Each point in the Cartesian plane corresponds to an ordered pair (x, y) of real numbers x and y, called coordinates of the point. The x–coordinate, also known as abscissa, represents the directed distance from the y–axis to the point and the y–coordinate, also known as ordinate, represents the directed distance from the x–axis to the point, as shown in above figure.

Use of quadrants Use of quadrants The use of quadrants is important to map our vast and immense galaxy. Astronomers have divided it into different galactic quadrants, such as first, second, third and fourth.
Quadrants

The x and y axes divide the Cartesian plane into four regions called quadrants.

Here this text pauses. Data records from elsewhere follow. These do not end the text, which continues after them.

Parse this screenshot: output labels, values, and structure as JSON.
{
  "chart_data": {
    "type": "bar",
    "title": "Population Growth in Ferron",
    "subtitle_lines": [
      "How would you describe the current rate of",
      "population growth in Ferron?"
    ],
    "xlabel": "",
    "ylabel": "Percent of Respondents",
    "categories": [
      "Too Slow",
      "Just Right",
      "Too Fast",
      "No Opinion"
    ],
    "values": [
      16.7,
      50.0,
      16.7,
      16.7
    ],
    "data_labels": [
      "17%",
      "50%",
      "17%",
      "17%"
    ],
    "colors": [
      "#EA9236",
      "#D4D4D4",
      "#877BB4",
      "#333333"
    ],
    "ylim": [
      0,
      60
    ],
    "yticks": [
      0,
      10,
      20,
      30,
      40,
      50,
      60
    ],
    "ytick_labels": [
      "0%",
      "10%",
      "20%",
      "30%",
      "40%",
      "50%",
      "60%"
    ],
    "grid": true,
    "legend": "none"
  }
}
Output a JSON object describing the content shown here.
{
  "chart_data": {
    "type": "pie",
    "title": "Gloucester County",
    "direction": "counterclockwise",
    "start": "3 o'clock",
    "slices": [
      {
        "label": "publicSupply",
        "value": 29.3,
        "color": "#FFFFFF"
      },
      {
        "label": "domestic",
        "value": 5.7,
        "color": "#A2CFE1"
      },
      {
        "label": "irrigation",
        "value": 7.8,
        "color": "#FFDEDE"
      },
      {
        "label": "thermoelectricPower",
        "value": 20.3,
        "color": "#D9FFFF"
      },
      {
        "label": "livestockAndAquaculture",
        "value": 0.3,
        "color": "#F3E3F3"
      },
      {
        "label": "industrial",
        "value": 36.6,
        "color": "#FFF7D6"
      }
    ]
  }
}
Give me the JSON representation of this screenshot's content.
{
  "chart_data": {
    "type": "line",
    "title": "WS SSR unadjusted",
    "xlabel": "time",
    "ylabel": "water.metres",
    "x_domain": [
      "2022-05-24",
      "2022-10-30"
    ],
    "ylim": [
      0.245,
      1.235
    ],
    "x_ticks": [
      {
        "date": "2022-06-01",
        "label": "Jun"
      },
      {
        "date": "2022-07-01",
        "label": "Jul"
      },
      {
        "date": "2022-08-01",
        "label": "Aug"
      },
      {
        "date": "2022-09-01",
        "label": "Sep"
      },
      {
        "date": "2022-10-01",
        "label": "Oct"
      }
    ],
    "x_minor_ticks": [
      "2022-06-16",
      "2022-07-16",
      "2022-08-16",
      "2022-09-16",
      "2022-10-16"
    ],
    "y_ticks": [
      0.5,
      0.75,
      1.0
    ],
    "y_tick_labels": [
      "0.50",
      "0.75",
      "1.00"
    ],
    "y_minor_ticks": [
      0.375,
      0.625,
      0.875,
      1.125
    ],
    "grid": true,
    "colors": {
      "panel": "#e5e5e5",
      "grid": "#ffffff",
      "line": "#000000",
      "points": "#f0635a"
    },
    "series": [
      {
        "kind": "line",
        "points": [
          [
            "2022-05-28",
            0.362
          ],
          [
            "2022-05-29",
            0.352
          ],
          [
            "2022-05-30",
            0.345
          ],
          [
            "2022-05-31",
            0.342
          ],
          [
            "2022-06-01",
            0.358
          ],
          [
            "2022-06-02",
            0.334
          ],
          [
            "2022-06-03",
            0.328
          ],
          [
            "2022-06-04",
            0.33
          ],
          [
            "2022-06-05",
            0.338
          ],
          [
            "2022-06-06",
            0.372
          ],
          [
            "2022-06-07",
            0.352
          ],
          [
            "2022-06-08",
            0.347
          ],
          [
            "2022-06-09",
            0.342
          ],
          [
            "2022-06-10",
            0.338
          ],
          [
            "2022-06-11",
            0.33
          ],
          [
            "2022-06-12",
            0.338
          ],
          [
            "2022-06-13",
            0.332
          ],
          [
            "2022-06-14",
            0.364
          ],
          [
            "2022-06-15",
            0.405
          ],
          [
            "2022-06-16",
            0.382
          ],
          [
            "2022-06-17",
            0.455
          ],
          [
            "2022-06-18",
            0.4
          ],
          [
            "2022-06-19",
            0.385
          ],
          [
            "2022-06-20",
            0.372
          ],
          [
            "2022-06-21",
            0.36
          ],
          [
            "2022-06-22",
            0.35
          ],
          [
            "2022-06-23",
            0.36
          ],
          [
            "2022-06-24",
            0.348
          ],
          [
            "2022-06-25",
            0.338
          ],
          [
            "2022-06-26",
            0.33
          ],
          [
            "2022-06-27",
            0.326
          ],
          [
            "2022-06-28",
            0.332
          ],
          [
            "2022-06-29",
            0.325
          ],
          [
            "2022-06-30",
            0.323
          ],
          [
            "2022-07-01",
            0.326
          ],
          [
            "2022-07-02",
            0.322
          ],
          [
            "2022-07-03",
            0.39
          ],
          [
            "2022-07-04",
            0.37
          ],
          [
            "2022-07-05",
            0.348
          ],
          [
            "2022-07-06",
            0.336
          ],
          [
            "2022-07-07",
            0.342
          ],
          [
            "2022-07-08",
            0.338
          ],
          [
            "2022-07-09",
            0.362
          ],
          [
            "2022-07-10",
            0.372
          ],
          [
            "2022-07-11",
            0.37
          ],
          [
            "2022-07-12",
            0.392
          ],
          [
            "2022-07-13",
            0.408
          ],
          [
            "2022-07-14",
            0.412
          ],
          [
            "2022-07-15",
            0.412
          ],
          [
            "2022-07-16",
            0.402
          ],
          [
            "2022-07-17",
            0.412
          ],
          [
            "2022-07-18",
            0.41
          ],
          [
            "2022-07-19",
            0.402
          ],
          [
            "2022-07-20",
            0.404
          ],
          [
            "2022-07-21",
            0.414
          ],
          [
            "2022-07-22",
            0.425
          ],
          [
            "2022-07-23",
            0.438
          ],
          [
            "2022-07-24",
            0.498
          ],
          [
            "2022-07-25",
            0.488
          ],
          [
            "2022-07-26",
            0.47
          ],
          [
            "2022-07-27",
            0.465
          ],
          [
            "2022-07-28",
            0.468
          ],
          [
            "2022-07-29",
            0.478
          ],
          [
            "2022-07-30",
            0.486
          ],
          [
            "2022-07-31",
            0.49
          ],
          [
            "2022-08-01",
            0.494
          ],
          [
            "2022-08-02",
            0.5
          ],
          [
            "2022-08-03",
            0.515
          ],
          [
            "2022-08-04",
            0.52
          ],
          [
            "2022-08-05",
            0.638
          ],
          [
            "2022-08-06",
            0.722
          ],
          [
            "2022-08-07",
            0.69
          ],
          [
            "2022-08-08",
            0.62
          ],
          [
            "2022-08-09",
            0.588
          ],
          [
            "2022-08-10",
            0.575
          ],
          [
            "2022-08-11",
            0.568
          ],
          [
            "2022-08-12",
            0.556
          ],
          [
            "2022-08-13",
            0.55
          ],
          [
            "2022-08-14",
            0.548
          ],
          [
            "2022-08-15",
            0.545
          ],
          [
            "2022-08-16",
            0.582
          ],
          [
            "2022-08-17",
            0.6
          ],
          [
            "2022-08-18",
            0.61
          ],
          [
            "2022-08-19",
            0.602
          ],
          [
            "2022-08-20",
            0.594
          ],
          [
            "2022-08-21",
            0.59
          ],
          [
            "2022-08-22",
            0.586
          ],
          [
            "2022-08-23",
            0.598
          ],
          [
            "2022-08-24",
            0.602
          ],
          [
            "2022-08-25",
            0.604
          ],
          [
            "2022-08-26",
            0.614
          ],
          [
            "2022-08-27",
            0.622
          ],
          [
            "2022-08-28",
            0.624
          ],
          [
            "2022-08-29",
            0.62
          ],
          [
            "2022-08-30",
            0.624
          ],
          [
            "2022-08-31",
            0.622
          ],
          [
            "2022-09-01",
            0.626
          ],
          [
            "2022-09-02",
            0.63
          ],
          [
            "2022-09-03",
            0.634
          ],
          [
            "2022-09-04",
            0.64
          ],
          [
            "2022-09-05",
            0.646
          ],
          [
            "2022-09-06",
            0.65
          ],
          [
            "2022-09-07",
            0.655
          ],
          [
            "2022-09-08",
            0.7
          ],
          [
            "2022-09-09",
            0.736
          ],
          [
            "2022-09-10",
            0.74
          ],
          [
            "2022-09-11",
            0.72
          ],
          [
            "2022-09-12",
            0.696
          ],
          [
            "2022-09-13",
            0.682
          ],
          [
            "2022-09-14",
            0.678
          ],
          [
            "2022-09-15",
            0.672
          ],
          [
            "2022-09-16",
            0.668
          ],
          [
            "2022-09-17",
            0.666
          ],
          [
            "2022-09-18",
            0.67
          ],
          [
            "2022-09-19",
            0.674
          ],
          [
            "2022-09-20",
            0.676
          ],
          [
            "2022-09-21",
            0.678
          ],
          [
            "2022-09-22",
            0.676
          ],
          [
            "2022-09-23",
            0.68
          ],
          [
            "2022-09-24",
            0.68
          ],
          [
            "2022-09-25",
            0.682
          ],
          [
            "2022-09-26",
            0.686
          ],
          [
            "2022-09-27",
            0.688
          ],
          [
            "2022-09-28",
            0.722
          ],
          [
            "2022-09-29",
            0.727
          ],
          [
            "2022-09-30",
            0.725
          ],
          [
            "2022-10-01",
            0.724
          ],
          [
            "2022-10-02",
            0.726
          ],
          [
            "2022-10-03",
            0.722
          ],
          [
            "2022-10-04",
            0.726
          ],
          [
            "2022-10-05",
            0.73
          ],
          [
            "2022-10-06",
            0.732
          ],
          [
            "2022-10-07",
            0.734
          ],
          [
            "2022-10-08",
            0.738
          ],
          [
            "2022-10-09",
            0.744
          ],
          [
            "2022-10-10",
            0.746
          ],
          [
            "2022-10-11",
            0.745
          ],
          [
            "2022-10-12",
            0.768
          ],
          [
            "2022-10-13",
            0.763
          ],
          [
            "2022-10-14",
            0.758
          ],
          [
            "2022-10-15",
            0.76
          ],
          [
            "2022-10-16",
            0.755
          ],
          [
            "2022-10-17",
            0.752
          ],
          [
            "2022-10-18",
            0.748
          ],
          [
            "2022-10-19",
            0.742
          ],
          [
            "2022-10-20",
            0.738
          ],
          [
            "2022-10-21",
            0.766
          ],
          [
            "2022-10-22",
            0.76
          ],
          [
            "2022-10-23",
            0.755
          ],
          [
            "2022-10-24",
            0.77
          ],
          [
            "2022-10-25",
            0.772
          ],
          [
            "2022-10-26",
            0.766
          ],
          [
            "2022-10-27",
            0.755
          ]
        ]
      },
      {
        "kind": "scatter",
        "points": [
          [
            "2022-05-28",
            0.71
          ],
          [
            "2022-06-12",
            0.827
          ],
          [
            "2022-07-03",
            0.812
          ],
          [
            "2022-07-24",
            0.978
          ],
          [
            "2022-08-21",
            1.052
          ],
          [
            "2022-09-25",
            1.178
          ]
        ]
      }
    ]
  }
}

Each of the four quadrants is designated by a Roman numeral, I, II, III, or IV. Quadrant I contains all coordinates with positive x and positive y values (+, +); Quadrant II contains all coordinates with negative x and positive y values (−, +); Quadrant III contains all coordinates with negative x and negative y values (−, −); and Quadrant IV contains all coordinates with positive x and negative y values (+, −).

Angles in Quadrants

Various types of angles were discussed earlier: acute angle, right angle, obtuse angle, straight angle, reflex angle and complete angle. Let us know where these angles lie w.r.t. quadrants.

Consider initial ray of the angle as the positive direction of the x-axis. The table below and the adjacent figure show in which quadrant the terminal ray is located.

S.No. Type of angle Measure of an angle Terminal ray position
1 Acute angle 0° < θ < 90° I quadrant
2 Right angle θ = 90° On the positive y-axis
3 Obtuse angle 90° < θ < 180° II quadrant
4 Straight angle θ = 180° On the negative x-axis
5 Reflex angle 180° < θ < 360° III and IV quadrants
6 Complete angle θ = 360° On the positive x-axis,
coinciding with terminal ray

Note: If the terminal ray of an angle lies on the axes (such as 0°, 90°, 180°, 270°, 360°), it is called a quadrantal angle.